«Su diritti civici e lavoro ci sono distanze abissali tra noi e Monti: come si può pensare di governare insieme?» Vendola spiega così la chiusura al Professore e al governo dei tecnici. Ospite a La Stampa per un filo diretto con i lettori, il leader di Sel ha parlato anche del suo alleato politico, Pierluigi Bersani: «Se fossi stato nei suoi panni – ha spiegato il governatore pugliese –mi sarei dimesso da segretario del Partito Democratico, perché lui è il capo di una coalizione e candidato premier, è di più di un partito. È il prodotto di un fenomeno democratico chiamato primarie, Bersani non ha il potere di mutilare il centrosinistra di questa sua genesi».
Poi ha aggiunto: «Siamo parte integrante di quel soggetto che dovrebbe occuparsi di più che delle ambizioni del professor Monti dei danni che Monti ha inflitto all’Italia». A una domanda se la sua presenza nel governo potesse ricordare quella di Bertinotti nell’era Prodi, Vendola risponde: «Sarò garanzia di stabilità». E a chi gli chiede quale ministro vorrebbe nel possibile governo di centrosinistra «Il più bravo e quello con più sensibilità sociale, il ministro Fabrizio Barca.
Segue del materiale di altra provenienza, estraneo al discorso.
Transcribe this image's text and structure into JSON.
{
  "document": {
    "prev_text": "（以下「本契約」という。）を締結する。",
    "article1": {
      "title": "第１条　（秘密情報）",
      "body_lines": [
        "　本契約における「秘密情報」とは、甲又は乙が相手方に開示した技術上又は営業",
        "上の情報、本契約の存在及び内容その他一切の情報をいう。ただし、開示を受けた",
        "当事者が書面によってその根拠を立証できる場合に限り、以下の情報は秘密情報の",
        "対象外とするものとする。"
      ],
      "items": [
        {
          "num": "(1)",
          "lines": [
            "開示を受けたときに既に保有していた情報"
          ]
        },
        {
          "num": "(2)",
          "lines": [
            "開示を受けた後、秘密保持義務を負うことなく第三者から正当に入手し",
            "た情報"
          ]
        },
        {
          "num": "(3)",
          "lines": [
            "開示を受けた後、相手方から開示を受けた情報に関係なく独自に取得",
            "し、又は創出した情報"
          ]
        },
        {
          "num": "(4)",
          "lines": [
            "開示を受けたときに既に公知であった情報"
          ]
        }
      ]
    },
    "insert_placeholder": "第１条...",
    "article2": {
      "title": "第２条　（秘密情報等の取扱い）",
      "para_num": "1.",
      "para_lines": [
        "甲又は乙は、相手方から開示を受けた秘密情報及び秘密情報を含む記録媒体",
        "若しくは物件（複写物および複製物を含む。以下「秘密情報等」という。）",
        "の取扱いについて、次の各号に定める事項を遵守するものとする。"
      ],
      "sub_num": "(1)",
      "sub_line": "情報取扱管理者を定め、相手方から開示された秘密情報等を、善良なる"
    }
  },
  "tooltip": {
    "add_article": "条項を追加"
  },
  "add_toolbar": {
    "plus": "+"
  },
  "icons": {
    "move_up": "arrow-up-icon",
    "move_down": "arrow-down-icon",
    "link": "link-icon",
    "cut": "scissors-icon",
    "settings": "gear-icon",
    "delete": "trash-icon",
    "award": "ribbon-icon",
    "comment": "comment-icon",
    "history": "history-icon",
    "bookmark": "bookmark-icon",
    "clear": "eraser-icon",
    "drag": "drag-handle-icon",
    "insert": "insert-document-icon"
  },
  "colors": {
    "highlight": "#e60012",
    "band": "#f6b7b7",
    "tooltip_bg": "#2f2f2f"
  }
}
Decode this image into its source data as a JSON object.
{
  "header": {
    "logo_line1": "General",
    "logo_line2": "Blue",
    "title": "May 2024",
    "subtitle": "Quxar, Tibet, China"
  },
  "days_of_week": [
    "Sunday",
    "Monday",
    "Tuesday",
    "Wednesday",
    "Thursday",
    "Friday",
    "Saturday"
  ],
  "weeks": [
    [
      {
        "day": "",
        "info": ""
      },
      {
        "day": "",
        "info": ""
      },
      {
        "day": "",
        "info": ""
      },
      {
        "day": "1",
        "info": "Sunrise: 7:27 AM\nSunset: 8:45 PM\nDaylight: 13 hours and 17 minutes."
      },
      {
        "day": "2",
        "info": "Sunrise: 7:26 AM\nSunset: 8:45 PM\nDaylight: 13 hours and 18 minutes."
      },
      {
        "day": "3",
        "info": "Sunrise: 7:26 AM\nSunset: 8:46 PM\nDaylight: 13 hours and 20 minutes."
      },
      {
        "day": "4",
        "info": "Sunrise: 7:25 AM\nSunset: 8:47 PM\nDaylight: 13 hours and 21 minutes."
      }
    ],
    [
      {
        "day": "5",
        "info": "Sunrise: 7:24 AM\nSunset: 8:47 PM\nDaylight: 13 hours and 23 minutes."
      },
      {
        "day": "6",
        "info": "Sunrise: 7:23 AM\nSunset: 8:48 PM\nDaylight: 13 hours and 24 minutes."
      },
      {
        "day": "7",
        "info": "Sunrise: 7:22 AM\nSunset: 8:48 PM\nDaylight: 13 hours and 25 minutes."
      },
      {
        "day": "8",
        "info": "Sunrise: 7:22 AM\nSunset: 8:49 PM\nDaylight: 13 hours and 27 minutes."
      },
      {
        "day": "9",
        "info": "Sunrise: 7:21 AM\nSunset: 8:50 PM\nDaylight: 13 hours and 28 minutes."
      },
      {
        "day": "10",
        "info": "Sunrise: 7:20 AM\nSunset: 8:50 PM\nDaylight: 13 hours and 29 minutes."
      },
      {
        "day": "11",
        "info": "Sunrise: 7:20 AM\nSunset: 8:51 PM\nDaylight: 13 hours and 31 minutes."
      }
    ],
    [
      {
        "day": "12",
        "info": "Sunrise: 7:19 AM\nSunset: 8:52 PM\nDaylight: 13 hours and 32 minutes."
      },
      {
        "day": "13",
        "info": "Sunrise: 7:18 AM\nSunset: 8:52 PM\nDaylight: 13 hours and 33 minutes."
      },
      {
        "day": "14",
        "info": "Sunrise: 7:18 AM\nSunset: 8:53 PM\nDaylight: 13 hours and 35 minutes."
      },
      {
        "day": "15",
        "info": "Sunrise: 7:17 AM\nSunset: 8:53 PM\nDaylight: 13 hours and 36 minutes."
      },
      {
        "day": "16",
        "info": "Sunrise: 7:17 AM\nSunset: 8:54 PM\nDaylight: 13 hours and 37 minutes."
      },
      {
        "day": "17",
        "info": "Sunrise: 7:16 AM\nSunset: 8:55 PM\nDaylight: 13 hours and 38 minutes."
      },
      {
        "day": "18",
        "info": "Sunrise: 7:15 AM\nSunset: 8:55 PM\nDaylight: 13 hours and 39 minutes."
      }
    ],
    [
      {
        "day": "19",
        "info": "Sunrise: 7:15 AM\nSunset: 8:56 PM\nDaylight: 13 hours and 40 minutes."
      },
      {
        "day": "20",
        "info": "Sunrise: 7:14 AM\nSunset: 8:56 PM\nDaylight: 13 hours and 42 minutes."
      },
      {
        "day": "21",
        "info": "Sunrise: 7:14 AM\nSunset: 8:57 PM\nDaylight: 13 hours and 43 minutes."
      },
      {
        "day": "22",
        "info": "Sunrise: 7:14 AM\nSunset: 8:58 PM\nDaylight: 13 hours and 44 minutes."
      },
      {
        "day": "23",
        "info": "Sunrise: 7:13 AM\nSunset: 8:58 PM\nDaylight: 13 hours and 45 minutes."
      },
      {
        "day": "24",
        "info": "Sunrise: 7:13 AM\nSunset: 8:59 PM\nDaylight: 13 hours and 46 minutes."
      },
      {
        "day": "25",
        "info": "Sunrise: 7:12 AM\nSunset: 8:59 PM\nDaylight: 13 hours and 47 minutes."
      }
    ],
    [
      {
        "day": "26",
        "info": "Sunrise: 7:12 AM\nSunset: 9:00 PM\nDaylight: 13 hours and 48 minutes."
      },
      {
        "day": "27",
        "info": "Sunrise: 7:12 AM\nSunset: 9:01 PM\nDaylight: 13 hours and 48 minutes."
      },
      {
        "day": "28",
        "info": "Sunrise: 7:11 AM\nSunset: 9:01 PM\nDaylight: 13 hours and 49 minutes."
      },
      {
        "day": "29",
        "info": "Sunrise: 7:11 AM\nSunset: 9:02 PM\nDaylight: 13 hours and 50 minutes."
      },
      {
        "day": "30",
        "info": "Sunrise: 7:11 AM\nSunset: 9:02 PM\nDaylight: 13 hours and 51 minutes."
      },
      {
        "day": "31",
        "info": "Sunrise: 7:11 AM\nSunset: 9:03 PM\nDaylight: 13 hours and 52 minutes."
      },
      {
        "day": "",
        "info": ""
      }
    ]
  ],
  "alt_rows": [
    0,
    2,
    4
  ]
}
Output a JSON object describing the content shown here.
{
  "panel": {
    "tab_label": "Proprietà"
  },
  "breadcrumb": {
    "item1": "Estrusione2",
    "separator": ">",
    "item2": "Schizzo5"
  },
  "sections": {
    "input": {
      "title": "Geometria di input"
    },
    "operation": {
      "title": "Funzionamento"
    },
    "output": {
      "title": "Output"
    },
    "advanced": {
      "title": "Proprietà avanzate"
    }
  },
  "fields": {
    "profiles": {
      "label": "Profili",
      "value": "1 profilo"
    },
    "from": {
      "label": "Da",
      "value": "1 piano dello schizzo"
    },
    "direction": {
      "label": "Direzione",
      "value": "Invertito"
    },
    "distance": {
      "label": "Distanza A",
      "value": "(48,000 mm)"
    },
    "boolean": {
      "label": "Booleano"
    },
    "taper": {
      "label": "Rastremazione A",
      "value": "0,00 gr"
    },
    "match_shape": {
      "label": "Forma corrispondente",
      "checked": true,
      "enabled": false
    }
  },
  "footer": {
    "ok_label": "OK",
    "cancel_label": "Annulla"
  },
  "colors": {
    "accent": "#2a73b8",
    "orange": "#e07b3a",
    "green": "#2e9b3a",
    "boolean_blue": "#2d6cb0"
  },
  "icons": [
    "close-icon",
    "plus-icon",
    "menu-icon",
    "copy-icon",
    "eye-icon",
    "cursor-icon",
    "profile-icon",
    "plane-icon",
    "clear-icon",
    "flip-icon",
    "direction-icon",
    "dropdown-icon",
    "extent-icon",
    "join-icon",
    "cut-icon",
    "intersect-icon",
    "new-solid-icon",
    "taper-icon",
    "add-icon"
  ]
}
Vorrei che venisse con noi nell’esperienza del prossimo governo».
Guardando agli errori della coalizione a cui appartiene, Vendola ha rimarcato quello che considera il peggiore: aver pensato di «poter guadagnare la vittoria per forza d’inerzia» dopo che Berlusconi è uscito da Palazzo Chigi, ma «non dalla pancia del Paese». Sottolineando l’importanza di arrivare alle urne con un programma serio in grado di «ridare ossigeno all’Italia», il leader di Sel ha precisato che un accordo con Monti potrà eventualmente esserci solo sul tema delle riforme istituzionali. «Ci sono due terreni su cui camminare nella prossima legislatura: quello del governo che deve affrontare il dramma di un’Italia in declino e poi quello delle riforme dell’architettura dei poteri dello Stato». Su quest’ultimo punto, un dialogo con il Professore è possibile.